A União Europeia está entrando numa nova fase de sua política contra o plástico descartável. O foco é estimular a reciclagem e ajustar as regras para apoiar a economia circular. Simultaneamente, a França opta por adiar uma proibição nacional dos copos plásticos descartáveis, pois as alternativas ainda são insuficientes.
No âmbito da UE, o combate ao plástico descartável tem estado na agenda ambiental há vários anos. A chamada diretiva sobre plásticos de uso único concentra-se em dez grupos de produtos que são os mais comuns nas praias europeias. Eles formam a maior parte do lixo marinho. Copos para bebidas e embalagens de bebida estão explicitamente incluídos nesta abordagem.
A atual diretiva da UE combina várias medidas. Alguns produtos não podem mais ser comercializados quando alternativas sustentáveis estão amplamente disponíveis. Para outros itens, a UE foca na redução do uso, e os fabricantes de embalagens descartáveis são parcialmente responsáveis (ou seja, contribuem financeiramente) pela coleta e gerenciamento dos resíduos.
Uma parte importante são as garrafas plásticas. Os países da UE devem alcançar altas taxas de coleta, ao passo que os produtores são obrigados a usar uma porcentagem mínima de plástico reciclado. Para garrafas PET, o percentual é de 25%, subindo para 30% para todas as garrafas plásticas de bebidas em 2030.
Neste contexto, a Comissão Europeia apresentou uma proposta para ampliar as regras sobre plástico reciclado. Nesse sentido, o plástico processado por meio da reciclagem química também poderia ser incluído nos números de coleta. A Comissão Europeia afirma que isso pode estimular investimentos e oferecer mais segurança jurídica para as empresas.

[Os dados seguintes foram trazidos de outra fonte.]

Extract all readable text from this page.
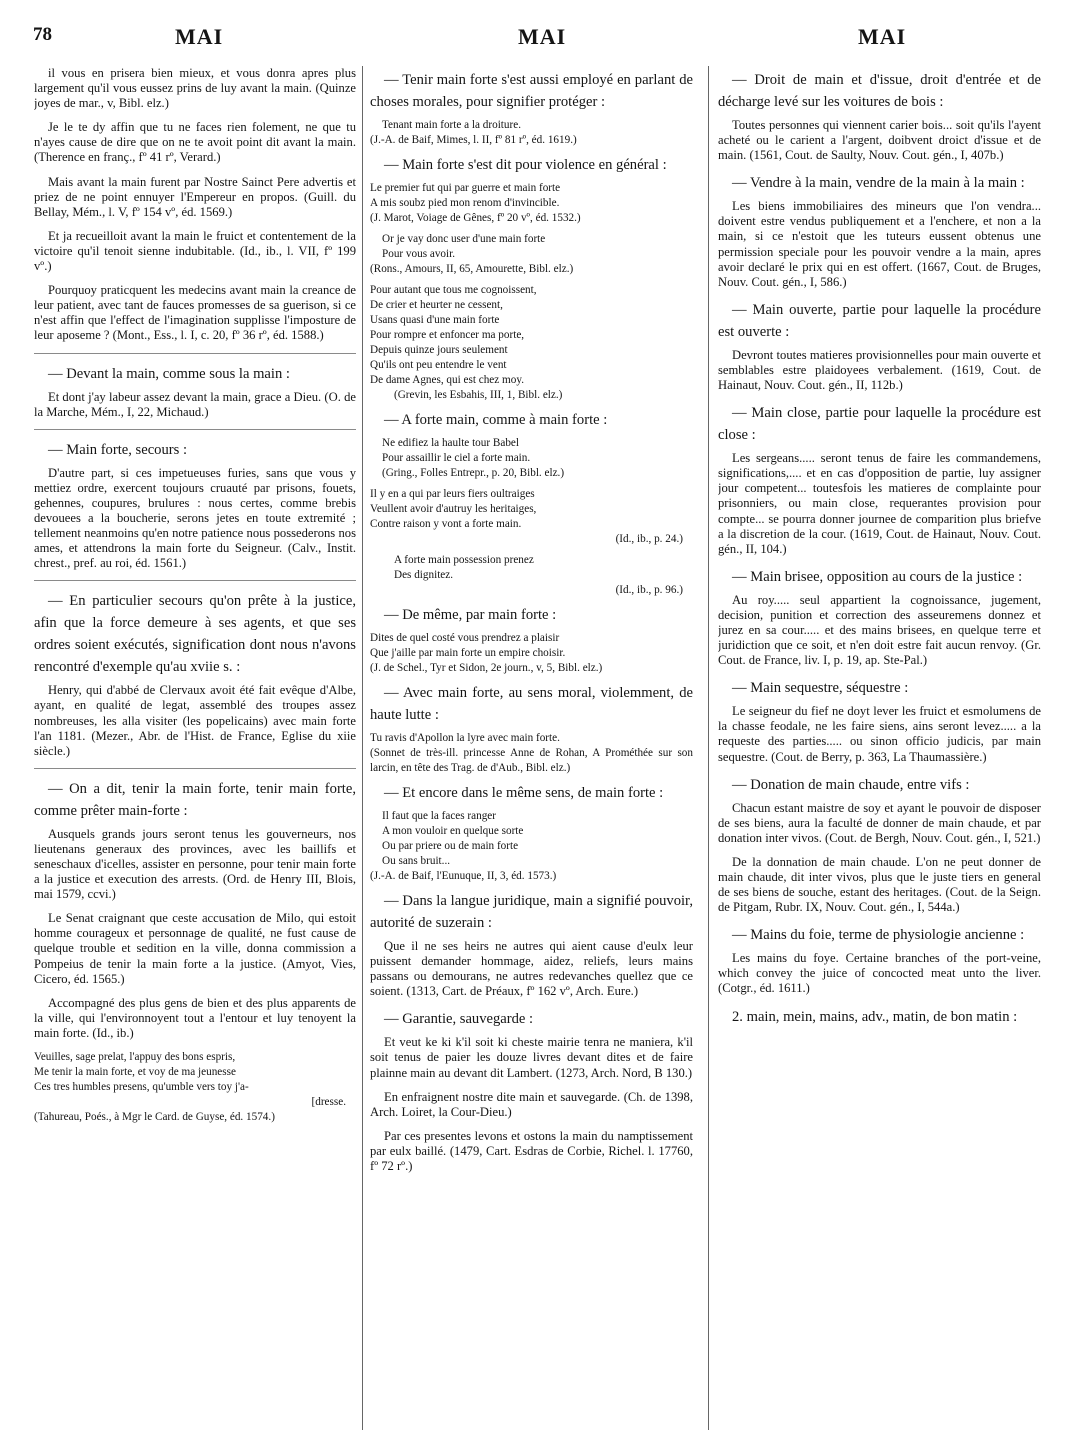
78	MAI	MAI	MAI

il vous en prisera bien mieux, et vous donra apres plus largement qu'il vous eussez prins de luy avant la main. (Quinze joyes de mar., v, Bibl. elz.)

Je le te dy affin que tu ne faces rien folement, ne que tu n'ayes cause de dire que on ne te avoit point dit avant la main. (Therence en franç., fº 41 rº, Verard.)

Mais avant la main furent par Nostre Sainct Pere advertis et priez de ne point ennuyer l'Empereur en propos. (Guill. du Bellay, Mém., l. V, fº 154 vº, éd. 1569.)

Et ja recueilloit avant la main le fruict et contentement de la victoire qu'il tenoit sienne indubitable. (Id., ib., l. VII, fº 199 vº.)

Pourquoy praticquent les medecins avant main la creance de leur patient, avec tant de fauces promesses de sa guerison, si ce n'est affin que l'effect de l'imagination supplisse l'imposture de leur aposeme ? (Mont., Ess., l. I, c. 20, fº 36 rº, éd. 1588.)

— Devant la main, comme sous la main :

Et dont j'ay labeur assez devant la main, grace a Dieu. (O. de la Marche, Mém., I, 22, Michaud.)

— Main forte, secours :

D'autre part, si ces impetueuses furies, sans que vous y mettiez ordre, exercent toujours cruauté par prisons, fouets, gehennes, coupures, brulures : nous certes, comme brebis devouees a la boucherie, serons jetes en toute extremité ; tellement neanmoins qu'en notre patience nous possederons nos ames, et attendrons la main forte du Seigneur. (Calv., Instit. chrest., pref. au roi, éd. 1561.)

— En particulier secours qu'on prête à la justice, afin que la force demeure à ses agents, et que ses ordres soient exécutés, signification dont nous n'avons rencontré d'exemple qu'au xviie s. :

Henry, qui d'abbé de Clervaux avoit été fait evêque d'Albe, ayant, en qualité de legat, assemblé des troupes assez nombreuses, les alla visiter (les popelicains) avec main forte l'an 1181. (Mezer., Abr. de l'Hist. de France, Eglise du xiie siècle.)

— On a dit, tenir la main forte, tenir main forte, comme prêter main-forte :

Ausquels grands jours seront tenus les gouverneurs, nos lieutenans generaux des provinces, avec les baillifs et seneschaux d'icelles, assister en personne, pour tenir main forte a la justice et execution des arrests. (Ord. de Henry III, Blois, mai 1579, ccvi.)

Le Senat craignant que ceste accusation de Milo, qui estoit homme courageux et personnage de qualité, ne fust cause de quelque trouble et sedition en la ville, donna commission a Pompeius de tenir la main forte a la justice. (Amyot, Vies, Cicero, éd. 1565.)

Accompagné des plus gens de bien et des plus apparents de la ville, qui l'environnoyent tout a l'entour et luy tenoyent la main forte. (Id., ib.)

Veuilles, sage prelat, l'appuy des bons espris,
Me tenir la main forte, et voy de ma jeunesse
Ces tres humbles presens, qu'umble vers toy j'a-
[dresse.
(Tahureau, Poés., à Mgr le Card. de Guyse, éd. 1574.)

— Tenir main forte s'est aussi employé en parlant de choses morales, pour signifier protéger :

Tenant main forte a la droiture.
(J.-A. de Baif, Mimes, l. II, fº 81 rº, éd. 1619.)

— Main forte s'est dit pour violence en général :

Le premier fut qui par guerre et main forte
A mis soubz pied mon renom d'invincible.
(J. Marot, Voiage de Gênes, fº 20 vº, éd. 1532.)
Or je vay donc user d'une main forte
Pour vous avoir.
(Rons., Amours, II, 65, Amourette, Bibl. elz.)
Pour autant que tous me cognoissent,
De crier et heurter ne cessent,
Usans quasi d'une main forte
Pour rompre et enfoncer ma porte,
Depuis quinze jours seulement
Qu'ils ont peu entendre le vent
De dame Agnes, qui est chez moy.
(Grevin, les Esbahis, III, 1, Bibl. elz.)

— A forte main, comme à main forte :

Ne edifiez la haulte tour Babel
Pour assaillir le ciel a forte main.
(Gring., Folles Entrepr., p. 20, Bibl. elz.)
Il y en a qui par leurs fiers oultraiges
Veullent avoir d'autruy les heritaiges,
Contre raison y vont a forte main.
(Id., ib., p. 24.)
A forte main possession prenez
Des dignitez.
(Id., ib., p. 96.)

— De même, par main forte :

Dites de quel costé vous prendrez a plaisir
Que j'aille par main forte un empire choisir.
(J. de Schel., Tyr et Sidon, 2e journ., v, 5, Bibl. elz.)

— Avec main forte, au sens moral, violemment, de haute lutte :

Tu ravis d'Apollon la lyre avec main forte.
(Sonnet de très-ill. princesse Anne de Rohan, A Prométhée sur son larcin, en tête des Trag. de d'Aub., Bibl. elz.)

— Et encore dans le même sens, de main forte :

Il faut que la faces ranger
A mon vouloir en quelque sorte
Ou par priere ou de main forte
Ou sans bruit...
(J.-A. de Baif, l'Eunuque, II, 3, éd. 1573.)

— Dans la langue juridique, main a signifié pouvoir, autorité de suzerain :

Que il ne ses heirs ne autres qui aient cause d'eulx leur puissent demander hommage, aidez, reliefs, leurs mains passans ou demourans, ne autres redevanches quellez que ce soient. (1313, Cart. de Préaux, fº 162 vº, Arch. Eure.)

— Garantie, sauvegarde :

Et veut ke ki k'il soit ki cheste mairie tenra ne maniera, k'il soit tenus de paier les douze livres devant dites et de faire plainne main au devant dit Lambert. (1273, Arch. Nord, B 130.)

En enfraignent nostre dite main et sauvegarde. (Ch. de 1398, Arch. Loiret, la Cour-Dieu.)

Par ces presentes levons et ostons la main du namptissement par eulx baillé. (1479, Cart. Esdras de Corbie, Richel. l. 17760, fº 72 rº.)

— Droit de main et d'issue, droit d'entrée et de décharge levé sur les voitures de bois :

Toutes personnes qui viennent carier bois... soit qu'ils l'ayent acheté ou le carient a l'argent, doibvent droict d'issue et de main. (1561, Cout. de Saulty, Nouv. Cout. gén., I, 407b.)

— Vendre à la main, vendre de la main à la main :

Les biens immobiliaires des mineurs que l'on vendra... doivent estre vendus publiquement et a l'enchere, et non a la main, si ce n'estoit que les tuteurs eussent obtenus une permission speciale pour les pouvoir vendre a la main, apres avoir declaré le prix qui en est offert. (1667, Cout. de Bruges, Nouv. Cout. gén., I, 586.)

— Main ouverte, partie pour laquelle la procédure est ouverte :

Devront toutes matieres provisionnelles pour main ouverte et semblables estre plaidoyees verbalement. (1619, Cout. de Hainaut, Nouv. Cout. gén., II, 112b.)

— Main close, partie pour laquelle la procédure est close :

Les sergeans..... seront tenus de faire les commandemens, significations,.... et en cas d'opposition de partie, luy assigner jour competent... toutesfois les matieres de complainte pour prisonniers, ou main close, requerantes provision pour compte... se pourra donner journee de comparition plus briefve a la discretion de la cour. (1619, Cout. de Hainaut, Nouv. Cout. gén., II, 104.)

— Main brisee, opposition au cours de la justice :

Au roy..... seul appartient la cognoissance, jugement, decision, punition et correction des asseuremens donnez et jurez en sa cour..... et des mains brisees, en quelque terre et juridiction que ce soit, et n'en doit estre fait aucun renvoy. (Gr. Cout. de France, liv. I, p. 19, ap. Ste-Pal.)

— Main sequestre, séquestre :

Le seigneur du fief ne doyt lever les fruict et esmolumens de la chasse feodale, ne les faire siens, ains seront levez..... a la requeste des parties..... ou sinon officio judicis, par main sequestre. (Cout. de Berry, p. 363, La Thaumassière.)

— Donation de main chaude, entre vifs :

Chacun estant maistre de soy et ayant le pouvoir de disposer de ses biens, aura la faculté de donner de main chaude, et par donation inter vivos. (Cout. de Bergh, Nouv. Cout. gén., I, 521.)

De la donnation de main chaude. L'on ne peut donner de main chaude, dit inter vivos, plus que le juste tiers en general de ses biens de souche, estant des heritages. (Cout. de la Seign. de Pitgam, Rubr. IX, Nouv. Cout. gén., I, 544a.)

— Mains du foie, terme de physiologie ancienne :

Les mains du foye. Certaine branches of the port-veine, which convey the juice of concocted meat unto the liver. (Cotgr., éd. 1611.)

2. main, mein, mains, adv., matin, de bon matin :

Segundo a Comissão, o setor europeu de reciclagem está sob pressão, com baixa utilização da capacidade e problemas financeiros. Permitindo novas tecnologias, ela quer aumentar a capacidade de reuso e acelerar a transição para uma economia circular. Uma proposta semelhante não obteve apoio anteriormente, e agora foi ajustada.
Críticos questionam essa direção. Eles destacam que a reciclagem química frequentemente usa uma mistura de resíduos e plástico novo, criando o risco de que o conteúdo reciclado nos produtos pareça maior do que é na realidade. Por isso, falam em possível greenwashing.
Enquanto isso, na França, há um debate paralelo. O governo em Paris decidiu adiar a proibição dos copos plásticos descartáveis por quatro anos, até 2030. Uma avaliação recente indicou, segundo o governo, que ainda não é tecnicamente viável eliminar completamente o plástico dos copos para uso geral.
Como as regras da UE impõem uma taxa sobre o uso desnecessário de embalagens plásticas (copos, garrafas etc.), o adiamento da proibição francesa significa que Paris não repassa essa taxa da UE para a indústria, mas continua pagando-a diretamente a Bruxelas.